9/26/14

Art, Love, Yoga, Baseball, Peaches










Yoga is all about love.  The deepest postures crack your heart wide open, so especially when you feel that your heart is breaking and you feel vulnerable then you can rest assured that your practice is doing exactly what it should be doing.  
 So many people think that love coming into our lives is just about the happiness, but love is so big that it sometimes needs to break our limited notions of self before it has the space to move in.   
Yoga practice does just that—it breaks our hearts so that the new expanded terrain of the inner world is big enough for love to embrace all the aspects of our life, light and shadow, pleasure and pain, with compassion and equanimity.         —KinoMacGregor


Things are changing. The equinox has passed. Green diminishes; earth colors emerge. Dawn comes later; dusk, earlier. She sweeps the back deck daily; more leaves appear. Her hair whitens even as she watches the inevitable lurch toward another birth anniversary.

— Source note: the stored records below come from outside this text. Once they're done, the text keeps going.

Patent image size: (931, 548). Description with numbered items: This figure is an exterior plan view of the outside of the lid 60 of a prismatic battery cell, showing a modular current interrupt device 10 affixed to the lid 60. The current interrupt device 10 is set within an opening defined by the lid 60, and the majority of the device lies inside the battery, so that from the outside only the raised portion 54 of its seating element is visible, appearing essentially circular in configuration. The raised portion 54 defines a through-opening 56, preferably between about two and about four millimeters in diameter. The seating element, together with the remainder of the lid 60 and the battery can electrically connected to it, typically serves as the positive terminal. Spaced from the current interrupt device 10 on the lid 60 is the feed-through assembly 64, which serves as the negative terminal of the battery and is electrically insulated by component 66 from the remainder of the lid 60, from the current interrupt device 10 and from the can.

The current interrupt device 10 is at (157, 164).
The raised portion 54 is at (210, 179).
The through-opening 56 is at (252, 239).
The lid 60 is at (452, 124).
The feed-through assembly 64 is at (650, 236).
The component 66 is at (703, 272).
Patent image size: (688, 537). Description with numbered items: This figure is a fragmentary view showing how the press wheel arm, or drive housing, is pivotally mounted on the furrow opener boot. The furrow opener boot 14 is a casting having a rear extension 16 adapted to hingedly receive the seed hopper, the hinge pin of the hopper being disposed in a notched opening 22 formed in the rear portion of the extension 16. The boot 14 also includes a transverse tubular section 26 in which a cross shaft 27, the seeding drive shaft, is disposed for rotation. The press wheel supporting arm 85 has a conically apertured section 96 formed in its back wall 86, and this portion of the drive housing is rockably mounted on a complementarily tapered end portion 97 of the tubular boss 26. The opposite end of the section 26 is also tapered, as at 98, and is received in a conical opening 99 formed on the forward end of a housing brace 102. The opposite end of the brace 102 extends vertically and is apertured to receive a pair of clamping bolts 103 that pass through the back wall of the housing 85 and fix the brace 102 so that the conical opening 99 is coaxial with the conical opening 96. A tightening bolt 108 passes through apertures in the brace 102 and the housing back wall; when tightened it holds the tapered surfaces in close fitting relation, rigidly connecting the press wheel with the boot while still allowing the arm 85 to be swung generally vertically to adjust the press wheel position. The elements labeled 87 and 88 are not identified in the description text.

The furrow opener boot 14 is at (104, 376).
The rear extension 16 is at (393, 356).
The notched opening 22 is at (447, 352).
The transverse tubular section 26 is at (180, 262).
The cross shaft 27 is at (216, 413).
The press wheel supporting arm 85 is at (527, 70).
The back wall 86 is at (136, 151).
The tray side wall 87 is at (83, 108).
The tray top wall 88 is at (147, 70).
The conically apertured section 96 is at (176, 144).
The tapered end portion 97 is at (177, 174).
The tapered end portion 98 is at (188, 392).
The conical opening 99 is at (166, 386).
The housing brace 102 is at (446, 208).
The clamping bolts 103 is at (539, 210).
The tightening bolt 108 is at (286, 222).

We have lingered in chambers of the sea
By sea-girls wreathed with seaweed red and brown
Till human voices wake us, and we drown. *


Kino's beautiful encouragement to embrace all aspects of life—light and dark—leads to tranquility in facing every circumstance, sorrow to bliss. Back bends, my personal heart breaker, are said to be heart openers. And indeed, this beating core with its "limited notion of self" has been cracked—wide open—by this practice and by life itself. 

In the room the women come and go
Talking of Michelangelo.**

And art and yoga mats and love and baseball and autumnal joy and kitchen demolition and striving and pain and anger and fear of losing what? Vigor, ego, zest, a yoga pose, life? Is it not all the same? Call something by one name and does that particular name also include every other name and thing? 


I grow old...I grow old
I shall wear the bottoms of my trousers rolled. ***

There is a such an overt melancholy to Prufrock—that to me has always seemed funny. In high school a pal named Georgeanne Coffey (later called Annapurna) and I, full of youthful mockery, used to quote Eliot and giggle. "Dare I eat a peach?" and "I grow old" were cues for fits of laughter. (Dear Georgeanne, here I am, long after you have gone, quoting TS Eliot, enjoying doleful Prufrock in a new way and remembering you fondly.)

Ah, Monkey Mind—Tarzan Mind—swings from tree to tree this anniversary eve, never settling, never still! Is everything happening all at once? We leave for India in about six weeks; the kitchen will rebuild itself before friends arrive in two; and this broken (open) heart is vulnerable, full and loving
 now and will be long after "I" have disappeared. 

Is spring not included in fall? Summer in winter? And vice versa?


All is well!


Dare I eat a peach????


Metta


 *  ** *** from The Love Song of J Alfred Prufrock, by TS Eliot
In its entirety (undeconstructed by teenagers) this is a truly beautiful poem!